Store owners at odds over wine question

For front row seats to the battle over Ballot Question One, an initiative that would create a new category of liquor licenses allowing grocery stores to sell wine, look no farther than Morrissey Boulevard.

On Columbia Point, Harbor Point Liquors leases space from and shares a building with the Shaw's Market. The liquor store has contributed $1,500 to Vote No on One, a lobby group working against the ballot initiative. Shaw's and another chain grocery store chain, Stop & Shop, are working closely with lobby groups like Yes on 1: Grocery Stores and Consumers for Fair Competition. Stop & Shop, with a store in the nearby South Bay Shopping Center, donated $1 million to the Massachusetts Food Association for Consumer Convenience in Wine Sales.

While picking up a bottle of Chardonnay or a box of Franzia at Harbor Point, one can grab a flyer urging you to do your part to keep wine in liquor stores; stepping through the open-air divider between the liquor and grocery store on your way to the Tostitos shelf, one has the opportunity to peruse complementary reading material championing the opposing position.

Harbor Point Liquor's owner Paul Barry, who has leased space from the Shaw's since both stores opened at the Morrisey Boulevard site ten years ago, says his relationship with Shaw's management has been nothing but amicable - but that hasn't impacted his strident opposition to Question One.

"I'm not in favor of them creating a new license, because there are plenty of liquor sellers as it is and the big grocery stores already control the maximum number of licenses available to them," said Barry. "And it's all very unclear. If there's a new ballgame, what are the new rules?"

The full text of Ballot Question One explains that the proposed law would allow for the sale of wine at food stores. A food store is defined as an establishment that sells food for off-site consumption; stock must include items like meat, dairy, and produce. Passage of the law would create a new category of liquor licenses available to qualifying establishments.
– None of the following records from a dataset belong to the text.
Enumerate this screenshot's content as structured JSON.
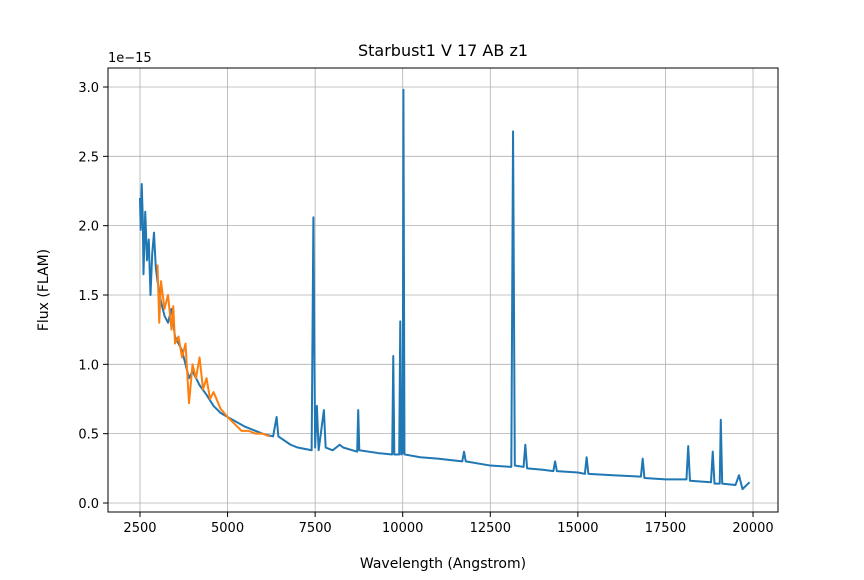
{
  "chart_data": {
    "type": "line",
    "title": "Starbust1 V 17 AB z1",
    "x_label": "Wavelength (Angstrom)",
    "y_label": "Flux (FLAM)",
    "y_offset_label": "1e−15",
    "xlim": [
      1587,
      20713
    ],
    "ylim": [
      -0.065,
      3.137
    ],
    "xticks": [
      2500,
      5000,
      7500,
      10000,
      12500,
      15000,
      17500,
      20000
    ],
    "yticks": [
      {
        "value": 0,
        "label": "0.0"
      },
      0.5,
      {
        "value": 1,
        "label": "1.0"
      },
      1.5,
      {
        "value": 2,
        "label": "2.0"
      },
      2.5,
      {
        "value": 3,
        "label": "3.0"
      }
    ],
    "grid": true,
    "series": [
      {
        "color": "#1f77b4",
        "x": [
          2500,
          2520,
          2550,
          2580,
          2600,
          2650,
          2700,
          2750,
          2800,
          2850,
          2900,
          2950,
          3000,
          3100,
          3200,
          3300,
          3400,
          3500,
          3600,
          3700,
          3800,
          3900,
          4000,
          4200,
          4400,
          4600,
          4800,
          5000,
          5500,
          6000,
          6300,
          6400,
          6450,
          6800,
          7000,
          7400,
          7450,
          7500,
          7550,
          7600,
          7750,
          7800,
          8000,
          8200,
          8300,
          8700,
          8730,
          8760,
          9300,
          9700,
          9730,
          9760,
          9900,
          9930,
          9960,
          10000,
          10020,
          10050,
          10500,
          11000,
          11700,
          11750,
          11800,
          12500,
          13100,
          13150,
          13200,
          13450,
          13500,
          13550,
          14000,
          14300,
          14350,
          14400,
          15000,
          15200,
          15250,
          15300,
          16000,
          16800,
          16850,
          16900,
          17500,
          18100,
          18150,
          18200,
          18800,
          18850,
          18900,
          19050,
          19080,
          19120,
          19500,
          19600,
          19700,
          19900
        ],
        "values": [
          2.2,
          1.97,
          2.3,
          2.05,
          1.65,
          2.1,
          1.75,
          1.9,
          1.5,
          1.8,
          1.95,
          1.7,
          1.6,
          1.45,
          1.35,
          1.3,
          1.4,
          1.2,
          1.15,
          1.1,
          1.0,
          0.9,
          0.95,
          0.85,
          0.78,
          0.7,
          0.65,
          0.62,
          0.55,
          0.5,
          0.48,
          0.62,
          0.48,
          0.42,
          0.4,
          0.38,
          2.06,
          0.4,
          0.7,
          0.38,
          0.67,
          0.4,
          0.38,
          0.42,
          0.4,
          0.37,
          0.67,
          0.38,
          0.36,
          0.35,
          1.06,
          0.35,
          0.35,
          1.31,
          0.35,
          0.36,
          2.98,
          0.35,
          0.33,
          0.32,
          0.3,
          0.37,
          0.3,
          0.27,
          0.26,
          2.68,
          0.27,
          0.26,
          0.42,
          0.25,
          0.24,
          0.23,
          0.3,
          0.23,
          0.22,
          0.21,
          0.33,
          0.21,
          0.2,
          0.19,
          0.32,
          0.18,
          0.17,
          0.17,
          0.41,
          0.16,
          0.15,
          0.37,
          0.14,
          0.14,
          0.6,
          0.14,
          0.13,
          0.2,
          0.1,
          0.15
        ]
      },
      {
        "color": "#ff7f0e",
        "x": [
          3000,
          3050,
          3100,
          3200,
          3300,
          3400,
          3450,
          3500,
          3600,
          3700,
          3800,
          3900,
          4000,
          4100,
          4200,
          4300,
          4400,
          4500,
          4600,
          4800,
          5000,
          5200,
          5400,
          5600,
          5800,
          6000,
          6200
        ],
        "values": [
          1.72,
          1.3,
          1.6,
          1.4,
          1.5,
          1.25,
          1.42,
          1.15,
          1.2,
          1.05,
          1.15,
          0.72,
          1.0,
          0.9,
          1.05,
          0.82,
          0.9,
          0.75,
          0.8,
          0.68,
          0.62,
          0.57,
          0.52,
          0.52,
          0.5,
          0.5,
          0.48
        ]
      }
    ]
  }
}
Licensing boards within a city or town would be authorized to issue up five new wine licenses for their first five thousand residents, and one per every five thousands residents after that.

"The opposition is trying to push the idea that all of a sudden things are going to run amok and there's going to be thousands and thousands of new licenses out there," said Judy Chong, a spokesperson for Shaw's. "There's a formula in place, and we don't believe it will result in more than 1,000 new licenses."

She painted her company's position as one of convenience for Shaw's customers, and said she did not believe selling wine would negatively impact existing liquor stores.

"We sell flowers at Shaw's and we're at plazas where florists exist. In other states liquor stores and grocery stores that do sell wine exist fine together," said Chong.

Steve Spellman, the store manager at the South Bay Stop & Shop, was similarly dismissive of the proposed law's effect on existing businesses.

"Someone comes in and buys seafood, and buys the white wine goes with it," said Spellman. "We weren't envisioning people coming to us to buy their beer and liquor."

Tom Cifrino's family owns the Fields Corner Mall, including Supreme Liquors, and a second Supreme store on Gallivan Boulevard. He said he has not been lobbying actively against the ballot initiative, but that he disagrees with the wording of the question.

"If Stop & Shop wants to go out and buy every existing liquor license, I'm not against that as long as they buy existing licenses," said Cifrino. "That's just fair trade. My problem is with issuing new licenses. It devalues existing licenses and there is no control over enforcing it."

Supreme Liquors shares the mall with a grocery store, the recently rechristened Capitol Food Basket. Cifrino said the presence of that or any other grocer in the mall would not impact his liquor store, because Supreme has a clause in their lease to be the exclusive seller of alcohol in the shopping center.

Cifrino said that he did not think grocery stores would establish the kind of self-checks needed to keep minors from purchasing alcohol. By way of example, he said his Supreme Liquors hires an independent company from Cambridge to periodically check that his staff is enforcing age requirements by randomly sending undercover employees posing as would-be underage buyers to the store.

"I don't think the [Alcoholic Beverages Control Commission] can police this," said Cifrino. "I've been in too many convenience stores in my life to think that if a 17 year-old kid is behind the counter and a teenager brings up a six pack, he's not going to serve him."

Chong disagreed, saying that Shaw's has a spotless track record of keeping alcohol from minors at the three Massachusetts stores where alcohol is currently sold.

"We have staff training initiatives already in place because we do sell wine in other states," said Chong. They understand we have a zero tolerance policy on sales to minors, and we've done a very good job at enforcement."

Even if the initiative passes, it is unclear how many new licenses will be available in Boston, and equally uncertain what impact a wider availability of wine might have on the city's existing liquor sellers.

"I don't think that we'll go out of business- there is probably business for everybody," said Barry. "But even if the impact isn't the next day, it will come. What that will be, I don't know."